2° Le sujet et la division du livre. — Deux fois de suite Esdras mentionne la part très grande que les prophètes Aggée et Zacharie prirent à la reconstruction du temple de Jérusalem (cf. Esdr. 5, 1-2, et 6, 14-15); or, ce qui caractérise précisément le livre d’Aggée,
c’est que tout y est rattaché à cette reconstruction, qui en forme même le centre et le thème principal (ce fait est si frappant, qu'on n'a pas songé à attaquer l'authenticité des oracles d'Aggée). « La nécessité de la restauration du temple ressortait, pour le prophète, de la place considérable qu’occupait le sanctuaire dans la
vie de la nation privilégiée. C’était, en effet, le signe autorisé de l’alliance
conclue au Sinaï entre Jéhovah et Israël, le symbole de l'habitation de Dieu au sein
de son peuple. Le temple renversé devait donc représenter sous une forme
visible la rupture de cette alliance, la cessation plus ou moins complète des rap
ports qui unissaient le Seigneur à la nation tout entière; et la reconstruction du
sanctuaire devenait dès lors, aux yeux du prophète, une obligation sacrée entre toutes, qui devait s’imposer à la conscience des contemporains. »
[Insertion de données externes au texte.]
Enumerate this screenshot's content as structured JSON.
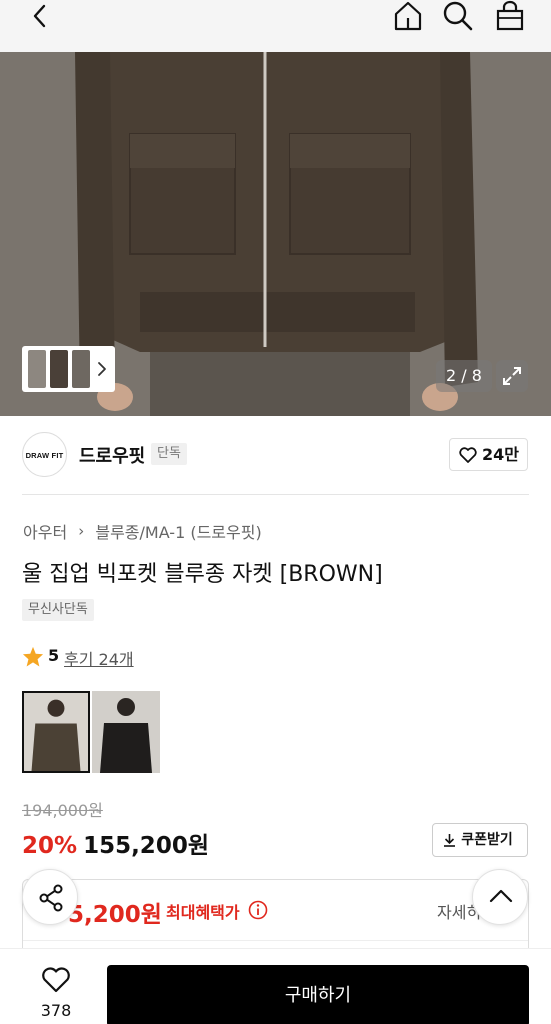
{
  "header": {
    "back_icon": "chevron-left-icon",
    "home_icon": "home-icon",
    "search_icon": "search-icon",
    "cart_icon": "shopping-bag-icon"
  },
  "gallery": {
    "counter": "2 / 8",
    "expand_icon": "expand-icon"
  },
  "brand": {
    "logo_text": "DRAW FIT",
    "name": "드로우핏",
    "badge": "단독",
    "likes": "24만"
  },
  "product": {
    "breadcrumb": [
      "아우터",
      "블루종/MA-1 (드로우핏)"
    ],
    "title": "울 집업 빅포켓 블루종 자켓 [BROWN]",
    "exclusive_tag": "무신사단독",
    "rating": "5",
    "reviews_label": "후기 24개",
    "star_color": "#f5a623"
  },
  "price": {
    "original": "194,000원",
    "discount": "20%",
    "sale": "155,200원",
    "coupon_label": "쿠폰받기",
    "max_benefit_price": "5,200원",
    "max_benefit_label": "최대혜택가",
    "detail_label": "자세히",
    "accent_color": "#e0281e"
  },
  "bottom_bar": {
    "wish_count": "378",
    "buy_label": "구매하기"
  }
}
Les introductions historiques et chronologiques, très nettes dans leur concision, qu’Aggée lui même a placées en avant de chacune de ses prédictions (cf. 1, 1; 2, 2, 11, 21), divisent son livre en quatre petits discours, prononcés en autant d’occasions distinctes, mais poursuivant tous le même but et ayant entre eux les relations les plus intimes. Le premier (1, 2-2, 1) blâme sévèrement les Juifs de leur lenteur
à reconstruire le temple, et attribue à cette grave négligence la sécheresse qui
avait détruit une partie notable des récoltes. Le second (2, 2-10) annonce que le nouveau temple, si humble dans ses débuts, aura une gloire bien supérieure à
celle du premier, bâti par Salomon et renversé par les Chaldéens. Le troisième (2, 11-20) encourage, par la promesse d’une grande fertilité, les travaux du
peuple, qui poussait avec zèle la restauration de l’édifice sacré; il blâme toutefois l’accomplissement purement extérieur de la loi. Le quatrième (2, 21-24) prédit le rétablissement glorieux du royaume de David (pour une analyse plus complète, voyez le commentaire et notre Biblia sacra, p. 1030-1031).
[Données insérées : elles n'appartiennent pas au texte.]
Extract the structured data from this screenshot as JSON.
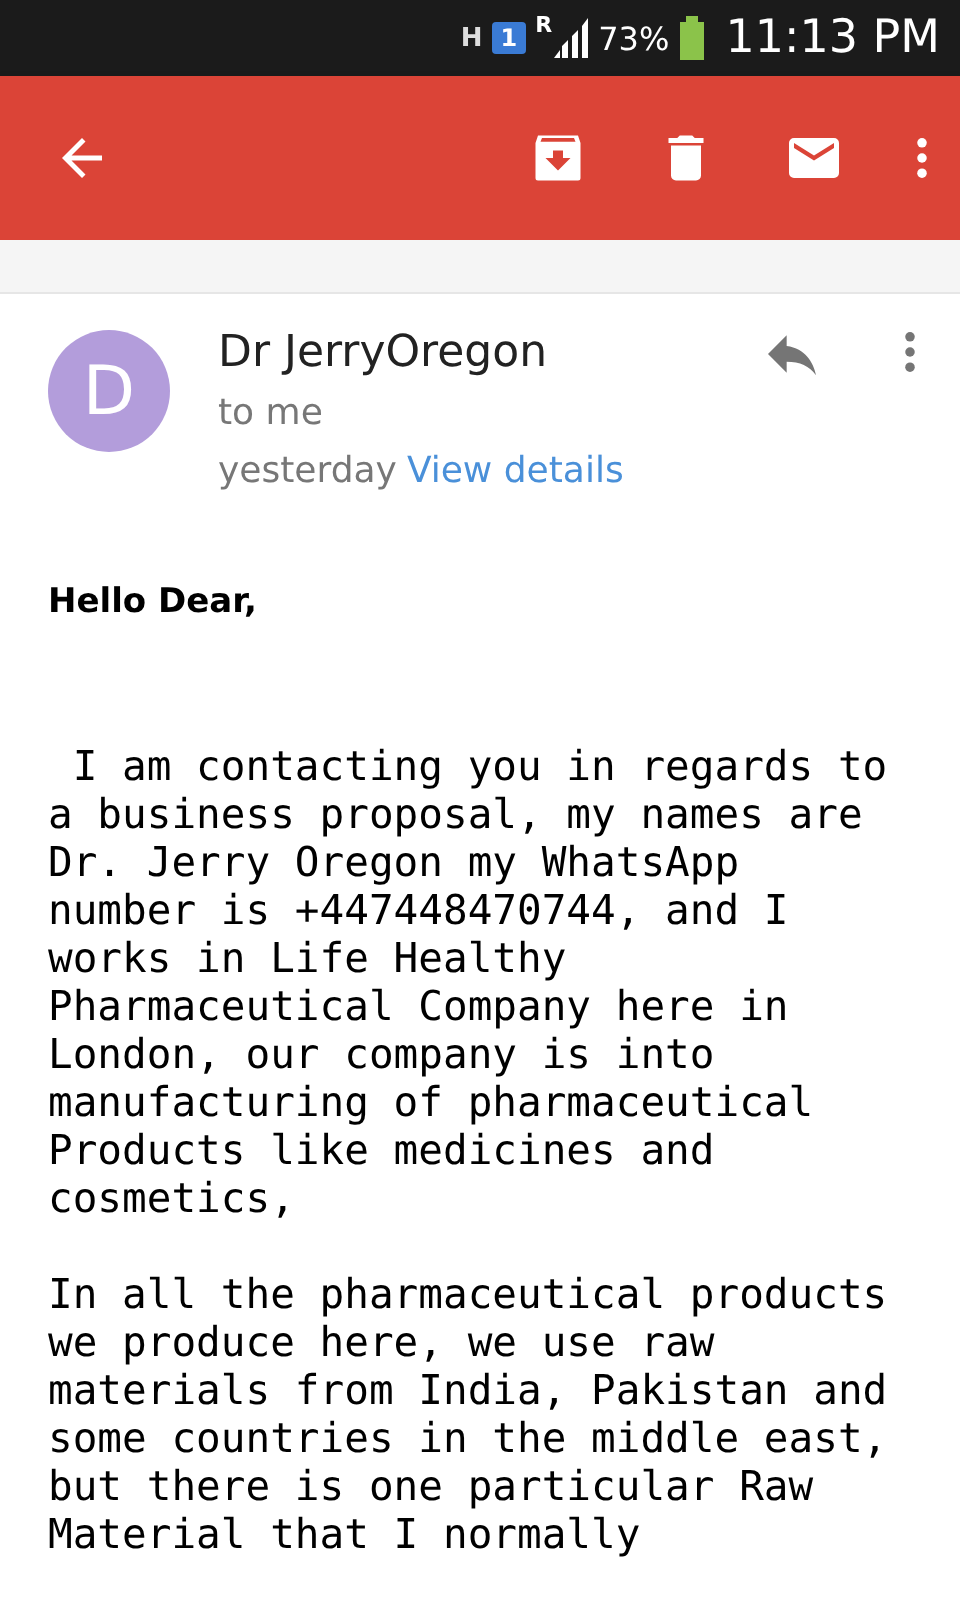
{
  "status_bar": {
    "network": "H",
    "sim": "1",
    "roaming": "R",
    "battery": "73%",
    "time": "11:13 PM"
  },
  "message": {
    "avatar_letter": "D",
    "sender": "Dr JerryOregon",
    "recipient": "to me",
    "date": "yesterday",
    "details_link": "View details"
  },
  "body": {
    "greeting": "Hello Dear,",
    "paragraphs": [
      " I am contacting you in regards to\na business proposal, my names are\nDr. Jerry Oregon my WhatsApp\nnumber is +447448470744, and I\nworks in Life Healthy\nPharmaceutical Company here in\nLondon, our company is into\nmanufacturing of pharmaceutical\nProducts like medicines and\ncosmetics,",
      "In all the pharmaceutical products\nwe produce here, we use raw\nmaterials from India, Pakistan and\nsome countries in the middle east,\nbut there is one particular Raw\nMaterial that I normally"
    ]
  }
}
Deux de ces discours, le second et le quatrième, sont messianiques, car ils prédisent clairement, d’une part, la venue relativement prochaine du Messie, qui devait honorer de sa présence le nouveau sanctuaire, et, d’autre part, la splendeur magnifique de son règne.
3° Le genre d’Aggée comme écrivain. - Son langage ne s’élève guère au-dessus de la simple prose. Il a des sentiments ardents, élevés; mais il ne s’inquiète pas de les revêtir d’un beau style. Néanmoins, il réussit par moments à
donner plus de vie à ses discours par l’emploi du rythme, par des répétitions (cf. 1, 6, 9-11; 2, 5, 23, etc) et des interrogations (cf. 1, 4, 9; 2, 3, 12, 13, 19) qui accentuent la pensée. On remarque aussi des passages d’une vigoureuse concision, faisant suite à une entrée en matière un peu diffuse (cf. 1, 2b; 12b; 2, 5b, 19b):
ce qui a fait dire de lui qu’il cache sous une écorce un peu épaisse un noyau petit, mais plein d'intensité. « Ajoutons, note un autre critique, qu’Aggée a précisément dans sa simplicité, qui émane d’une situation saisissante et d’un cœur profondément ému, quelque chose d’extraordinairement attrayant et d’extraordinairement touchant » (pour les commentaires catholiques, voyez la page 339, note 1).